Monday, April 07, 2008

St. Louis University Tobacco Prevention Center Wins National Championship in Most Ridiculous Secondhand Smoke Claim Tournament

The St. Louis University Tobacco Prevention Center had the audacity to claim that Plutonium 210 - which does not exist anywhere in the known universe - is present in secondhand smoke. This claim was made in correction of an earlier claim that secondhand smoke contains asbestos. For this, the St. Louis University Tobacco Prevention Center is today being crowned the winner of the Most Ridiculous Secondhand Smoke Health Claim Tournament.

The winning claim is: "Arsenic, benzene, carbon monoxide, Plutonium 210 and a host of other poisons are in secondhand smoke."

It takes persistence and determination to win tournaments and the St. Louis University Tobacco Prevention Center certainly seemed determined to make a claim that would knock the socks off of the public. First, it claimed that secondhand smoke contains asbestos. Then, when that claim was debunked, it retracted the asbestos but instead, stated that secondhand smoke contains plutonium.

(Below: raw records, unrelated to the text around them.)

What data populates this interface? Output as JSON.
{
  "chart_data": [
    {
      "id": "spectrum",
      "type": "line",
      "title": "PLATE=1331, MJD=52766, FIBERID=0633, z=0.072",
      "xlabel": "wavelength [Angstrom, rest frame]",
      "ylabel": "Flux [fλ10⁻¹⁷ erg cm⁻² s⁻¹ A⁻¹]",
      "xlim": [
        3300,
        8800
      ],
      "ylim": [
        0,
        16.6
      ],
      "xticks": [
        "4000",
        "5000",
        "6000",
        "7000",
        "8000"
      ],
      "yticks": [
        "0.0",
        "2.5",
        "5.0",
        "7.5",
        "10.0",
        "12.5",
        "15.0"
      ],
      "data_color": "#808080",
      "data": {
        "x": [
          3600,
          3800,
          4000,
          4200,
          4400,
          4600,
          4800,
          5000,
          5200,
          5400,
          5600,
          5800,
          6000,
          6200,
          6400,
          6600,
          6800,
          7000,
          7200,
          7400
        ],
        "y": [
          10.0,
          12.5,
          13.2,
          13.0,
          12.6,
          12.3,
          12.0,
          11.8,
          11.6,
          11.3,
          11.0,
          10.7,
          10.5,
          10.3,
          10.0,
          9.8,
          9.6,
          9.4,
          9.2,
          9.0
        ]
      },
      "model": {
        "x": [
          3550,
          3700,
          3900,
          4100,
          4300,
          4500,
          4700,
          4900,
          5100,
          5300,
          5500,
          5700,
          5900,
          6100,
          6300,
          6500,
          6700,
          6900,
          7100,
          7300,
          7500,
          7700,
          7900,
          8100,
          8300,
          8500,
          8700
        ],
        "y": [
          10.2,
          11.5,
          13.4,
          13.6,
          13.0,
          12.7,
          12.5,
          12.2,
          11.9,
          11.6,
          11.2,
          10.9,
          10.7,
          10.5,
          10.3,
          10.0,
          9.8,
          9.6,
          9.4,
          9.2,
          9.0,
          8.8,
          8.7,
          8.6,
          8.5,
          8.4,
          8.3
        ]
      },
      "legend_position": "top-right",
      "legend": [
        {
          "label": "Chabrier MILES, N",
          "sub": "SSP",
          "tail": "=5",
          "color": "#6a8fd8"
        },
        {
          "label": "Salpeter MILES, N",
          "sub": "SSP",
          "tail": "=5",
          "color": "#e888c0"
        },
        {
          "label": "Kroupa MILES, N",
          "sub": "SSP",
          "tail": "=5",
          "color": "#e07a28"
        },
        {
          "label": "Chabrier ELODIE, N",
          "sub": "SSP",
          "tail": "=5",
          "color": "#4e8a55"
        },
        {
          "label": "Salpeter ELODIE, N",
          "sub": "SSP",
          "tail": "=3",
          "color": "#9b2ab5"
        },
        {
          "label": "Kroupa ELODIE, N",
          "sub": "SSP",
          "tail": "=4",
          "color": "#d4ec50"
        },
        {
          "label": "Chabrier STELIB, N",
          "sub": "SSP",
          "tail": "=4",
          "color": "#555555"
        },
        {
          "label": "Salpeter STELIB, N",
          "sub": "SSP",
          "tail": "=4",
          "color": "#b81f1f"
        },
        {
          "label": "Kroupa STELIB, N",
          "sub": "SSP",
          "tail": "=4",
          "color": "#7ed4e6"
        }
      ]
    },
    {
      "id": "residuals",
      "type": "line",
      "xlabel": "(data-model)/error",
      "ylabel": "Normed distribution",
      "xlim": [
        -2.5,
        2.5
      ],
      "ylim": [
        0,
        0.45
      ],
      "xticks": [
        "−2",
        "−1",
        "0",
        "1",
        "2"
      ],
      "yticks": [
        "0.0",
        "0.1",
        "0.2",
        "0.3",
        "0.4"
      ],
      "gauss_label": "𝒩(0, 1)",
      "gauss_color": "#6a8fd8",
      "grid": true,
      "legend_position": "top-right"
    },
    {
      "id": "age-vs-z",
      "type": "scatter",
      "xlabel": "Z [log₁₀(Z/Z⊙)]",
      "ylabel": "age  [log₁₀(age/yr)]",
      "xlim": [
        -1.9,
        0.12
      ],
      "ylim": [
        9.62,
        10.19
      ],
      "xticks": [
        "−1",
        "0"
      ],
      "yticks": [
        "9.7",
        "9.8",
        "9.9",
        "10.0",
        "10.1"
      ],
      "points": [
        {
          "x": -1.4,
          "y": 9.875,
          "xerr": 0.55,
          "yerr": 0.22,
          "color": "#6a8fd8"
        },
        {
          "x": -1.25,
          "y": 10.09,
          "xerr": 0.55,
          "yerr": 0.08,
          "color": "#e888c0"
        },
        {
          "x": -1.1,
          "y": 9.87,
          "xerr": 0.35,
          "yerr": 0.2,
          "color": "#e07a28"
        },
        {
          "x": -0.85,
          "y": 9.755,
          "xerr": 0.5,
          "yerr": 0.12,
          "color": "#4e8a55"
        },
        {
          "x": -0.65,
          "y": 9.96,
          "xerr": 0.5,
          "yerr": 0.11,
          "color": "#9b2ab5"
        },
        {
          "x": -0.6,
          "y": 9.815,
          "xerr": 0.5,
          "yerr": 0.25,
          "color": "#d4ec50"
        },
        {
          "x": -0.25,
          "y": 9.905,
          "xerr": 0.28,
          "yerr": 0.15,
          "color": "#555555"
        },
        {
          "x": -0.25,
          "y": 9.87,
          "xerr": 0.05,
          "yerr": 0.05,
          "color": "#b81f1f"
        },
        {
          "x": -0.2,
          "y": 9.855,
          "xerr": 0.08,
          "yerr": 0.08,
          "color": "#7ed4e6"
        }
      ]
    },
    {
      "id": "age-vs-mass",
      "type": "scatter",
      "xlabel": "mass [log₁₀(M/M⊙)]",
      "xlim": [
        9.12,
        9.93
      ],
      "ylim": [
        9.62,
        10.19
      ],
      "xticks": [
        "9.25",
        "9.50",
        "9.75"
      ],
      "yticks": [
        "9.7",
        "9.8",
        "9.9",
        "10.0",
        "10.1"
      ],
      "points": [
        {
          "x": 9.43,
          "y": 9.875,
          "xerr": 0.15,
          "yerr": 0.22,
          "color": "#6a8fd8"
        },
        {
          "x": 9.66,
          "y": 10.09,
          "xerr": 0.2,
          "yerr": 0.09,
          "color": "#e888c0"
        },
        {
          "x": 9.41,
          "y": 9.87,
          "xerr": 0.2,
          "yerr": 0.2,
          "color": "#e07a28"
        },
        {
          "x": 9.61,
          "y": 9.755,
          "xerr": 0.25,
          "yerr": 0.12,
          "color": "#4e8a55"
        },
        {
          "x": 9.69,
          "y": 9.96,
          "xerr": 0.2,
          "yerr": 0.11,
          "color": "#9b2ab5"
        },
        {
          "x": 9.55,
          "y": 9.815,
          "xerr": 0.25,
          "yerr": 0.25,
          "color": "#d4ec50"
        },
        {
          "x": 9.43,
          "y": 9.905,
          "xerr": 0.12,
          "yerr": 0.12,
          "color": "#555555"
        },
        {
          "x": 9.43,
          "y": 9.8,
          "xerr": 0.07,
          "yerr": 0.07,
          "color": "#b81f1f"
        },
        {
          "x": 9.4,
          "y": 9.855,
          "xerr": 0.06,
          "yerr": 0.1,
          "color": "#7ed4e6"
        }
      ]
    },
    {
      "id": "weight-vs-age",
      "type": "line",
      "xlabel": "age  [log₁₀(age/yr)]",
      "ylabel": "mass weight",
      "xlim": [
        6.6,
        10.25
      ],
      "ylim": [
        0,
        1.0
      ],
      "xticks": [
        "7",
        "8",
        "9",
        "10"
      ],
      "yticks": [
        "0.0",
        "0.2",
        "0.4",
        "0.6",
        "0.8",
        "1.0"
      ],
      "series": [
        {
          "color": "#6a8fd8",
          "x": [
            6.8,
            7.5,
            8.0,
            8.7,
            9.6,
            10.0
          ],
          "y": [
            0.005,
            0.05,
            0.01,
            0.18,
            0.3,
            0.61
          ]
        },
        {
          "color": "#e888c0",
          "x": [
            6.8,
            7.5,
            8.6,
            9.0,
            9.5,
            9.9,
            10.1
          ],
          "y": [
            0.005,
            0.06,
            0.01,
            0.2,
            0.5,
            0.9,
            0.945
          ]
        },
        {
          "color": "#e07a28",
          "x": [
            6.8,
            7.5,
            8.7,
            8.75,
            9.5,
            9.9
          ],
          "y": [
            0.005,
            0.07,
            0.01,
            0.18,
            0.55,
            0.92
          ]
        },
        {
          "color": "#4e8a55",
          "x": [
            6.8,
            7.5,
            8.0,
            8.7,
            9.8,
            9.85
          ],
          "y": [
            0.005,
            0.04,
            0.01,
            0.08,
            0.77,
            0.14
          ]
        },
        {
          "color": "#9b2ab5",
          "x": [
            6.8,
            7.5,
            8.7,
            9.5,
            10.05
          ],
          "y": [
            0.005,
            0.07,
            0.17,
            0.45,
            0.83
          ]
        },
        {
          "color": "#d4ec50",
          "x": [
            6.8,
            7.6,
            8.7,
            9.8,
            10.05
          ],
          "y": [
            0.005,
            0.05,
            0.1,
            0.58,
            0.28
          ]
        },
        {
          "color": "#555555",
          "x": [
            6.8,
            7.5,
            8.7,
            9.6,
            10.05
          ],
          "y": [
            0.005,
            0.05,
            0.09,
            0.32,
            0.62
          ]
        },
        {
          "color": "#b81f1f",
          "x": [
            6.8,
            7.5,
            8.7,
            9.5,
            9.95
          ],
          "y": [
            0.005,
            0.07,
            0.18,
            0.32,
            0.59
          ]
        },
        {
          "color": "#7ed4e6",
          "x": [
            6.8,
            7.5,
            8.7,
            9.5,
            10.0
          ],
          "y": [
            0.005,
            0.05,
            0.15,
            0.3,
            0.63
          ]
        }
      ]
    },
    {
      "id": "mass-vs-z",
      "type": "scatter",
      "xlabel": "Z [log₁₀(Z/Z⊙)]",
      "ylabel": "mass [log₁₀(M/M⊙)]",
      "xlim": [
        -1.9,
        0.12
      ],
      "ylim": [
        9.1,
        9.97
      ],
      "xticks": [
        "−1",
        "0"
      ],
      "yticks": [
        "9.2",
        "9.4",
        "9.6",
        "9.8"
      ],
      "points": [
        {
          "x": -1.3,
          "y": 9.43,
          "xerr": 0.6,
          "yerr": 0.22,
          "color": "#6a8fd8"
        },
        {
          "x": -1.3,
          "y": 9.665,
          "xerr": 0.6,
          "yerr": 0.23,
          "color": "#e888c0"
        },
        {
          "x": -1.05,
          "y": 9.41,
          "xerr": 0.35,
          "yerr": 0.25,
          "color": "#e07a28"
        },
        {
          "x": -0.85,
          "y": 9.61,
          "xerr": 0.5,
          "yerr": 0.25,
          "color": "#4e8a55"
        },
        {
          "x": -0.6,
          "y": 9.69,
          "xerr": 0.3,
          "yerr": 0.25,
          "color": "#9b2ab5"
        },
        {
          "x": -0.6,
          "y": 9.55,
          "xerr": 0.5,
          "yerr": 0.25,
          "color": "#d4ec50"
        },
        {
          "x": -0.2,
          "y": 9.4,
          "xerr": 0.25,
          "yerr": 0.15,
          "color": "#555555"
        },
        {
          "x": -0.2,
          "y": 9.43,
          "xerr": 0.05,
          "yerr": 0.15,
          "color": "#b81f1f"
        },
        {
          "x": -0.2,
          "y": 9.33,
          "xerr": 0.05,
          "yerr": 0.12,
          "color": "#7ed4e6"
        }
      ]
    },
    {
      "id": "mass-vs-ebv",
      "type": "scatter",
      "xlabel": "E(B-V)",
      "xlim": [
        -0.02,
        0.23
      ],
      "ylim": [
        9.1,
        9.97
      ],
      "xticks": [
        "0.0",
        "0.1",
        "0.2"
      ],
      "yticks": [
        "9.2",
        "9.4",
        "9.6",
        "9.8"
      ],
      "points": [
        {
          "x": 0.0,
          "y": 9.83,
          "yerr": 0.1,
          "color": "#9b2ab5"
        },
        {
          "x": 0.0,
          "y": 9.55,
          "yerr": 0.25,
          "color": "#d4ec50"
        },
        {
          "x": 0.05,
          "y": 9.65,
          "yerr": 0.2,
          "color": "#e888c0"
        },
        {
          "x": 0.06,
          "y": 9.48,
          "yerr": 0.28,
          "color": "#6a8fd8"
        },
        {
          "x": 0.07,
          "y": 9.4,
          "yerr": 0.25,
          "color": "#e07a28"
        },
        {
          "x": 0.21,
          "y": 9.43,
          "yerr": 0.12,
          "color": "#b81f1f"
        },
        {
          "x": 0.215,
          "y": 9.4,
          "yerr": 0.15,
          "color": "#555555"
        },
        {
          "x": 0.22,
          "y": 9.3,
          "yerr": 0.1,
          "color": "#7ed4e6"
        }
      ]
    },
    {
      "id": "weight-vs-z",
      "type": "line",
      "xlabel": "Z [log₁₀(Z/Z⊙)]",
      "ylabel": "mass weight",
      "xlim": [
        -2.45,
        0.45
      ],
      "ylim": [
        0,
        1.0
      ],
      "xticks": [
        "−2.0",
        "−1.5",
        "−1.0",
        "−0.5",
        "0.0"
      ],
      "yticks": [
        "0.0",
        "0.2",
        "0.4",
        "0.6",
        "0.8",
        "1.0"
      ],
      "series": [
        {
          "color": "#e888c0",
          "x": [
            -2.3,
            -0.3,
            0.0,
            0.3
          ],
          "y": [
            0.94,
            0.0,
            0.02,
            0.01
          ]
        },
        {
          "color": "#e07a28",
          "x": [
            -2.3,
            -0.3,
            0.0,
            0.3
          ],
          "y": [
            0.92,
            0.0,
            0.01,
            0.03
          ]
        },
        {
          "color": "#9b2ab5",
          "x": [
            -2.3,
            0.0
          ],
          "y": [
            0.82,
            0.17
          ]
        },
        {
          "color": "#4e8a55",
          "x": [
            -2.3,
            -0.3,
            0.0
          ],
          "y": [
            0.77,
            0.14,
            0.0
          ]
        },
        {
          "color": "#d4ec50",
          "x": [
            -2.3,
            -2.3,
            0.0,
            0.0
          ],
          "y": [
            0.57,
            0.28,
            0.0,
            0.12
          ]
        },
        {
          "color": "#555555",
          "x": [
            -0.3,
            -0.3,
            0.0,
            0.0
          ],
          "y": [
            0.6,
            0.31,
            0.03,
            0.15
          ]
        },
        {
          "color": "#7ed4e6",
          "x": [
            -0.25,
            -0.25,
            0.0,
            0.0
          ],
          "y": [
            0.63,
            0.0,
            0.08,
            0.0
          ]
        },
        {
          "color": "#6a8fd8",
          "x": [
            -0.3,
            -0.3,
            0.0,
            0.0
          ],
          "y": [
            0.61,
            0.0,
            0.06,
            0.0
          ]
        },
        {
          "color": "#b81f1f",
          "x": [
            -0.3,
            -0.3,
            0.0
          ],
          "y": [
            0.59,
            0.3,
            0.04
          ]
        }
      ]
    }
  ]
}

To the best of my knowledge, there was no further retraction of the plutonium claim. Apparently, the St. Louis University Tobacco Prevention Center stands by its claim that secondhand smoke contains plutonium.

Second place in the tournament goes to another Missouri group - Smokefree Air for Everyone - which claimed that just 20 seconds of secondhand smoke exposure can cause a stroke in an otherwise healthy person.

The runner-up claim is: "After 20 minutes, blood platelets look like a pack-a-day smoker's, making your blood "sticky" and contributing to stroke causing blood clots."

The Rest of the Story

A critical reason why these organizations did so well in the tournament is that they did not retract these absurd claims. You don't get rewarded for simply making a mistake. Anyone can make a mistake. What you are rewarded for here is making the mistake but failing to correct it. This is especially impressive because both of the web pages with these fallacious claims are still active and accessible, and thus the public is still reading this inaccurate information.

As a public health practitioner, I believe that there is a responsibility of tobacco control groups to accurately communicate science to the public. I also believe it is unnecessary to exaggerate or distort the truth because the known chronic effects of secondhand smoke should be enough. But if tobacco control groups continue to misrepresent the science, the credibility of the anti-smoking movement will be threatened. My hope, through this tournament, is to restore the tobacco control movement by highlighting the questionable tactics being used, holding the organizations accountable to the public, and putting pressure on the relevant organizations to correct their actions.

If all goes well, there will not be a need for a 2009 Tournament. However, based on the response I have received thus far from anti-smoking groups whose claims I have questioned, there is no reason to believe that things will go well. Instead of responding substantively and defending or correcting the claims, most of the groups have instead attacked me.

Somehow, I have a feeling that there will be plenty of entries for the 2009 Tournament.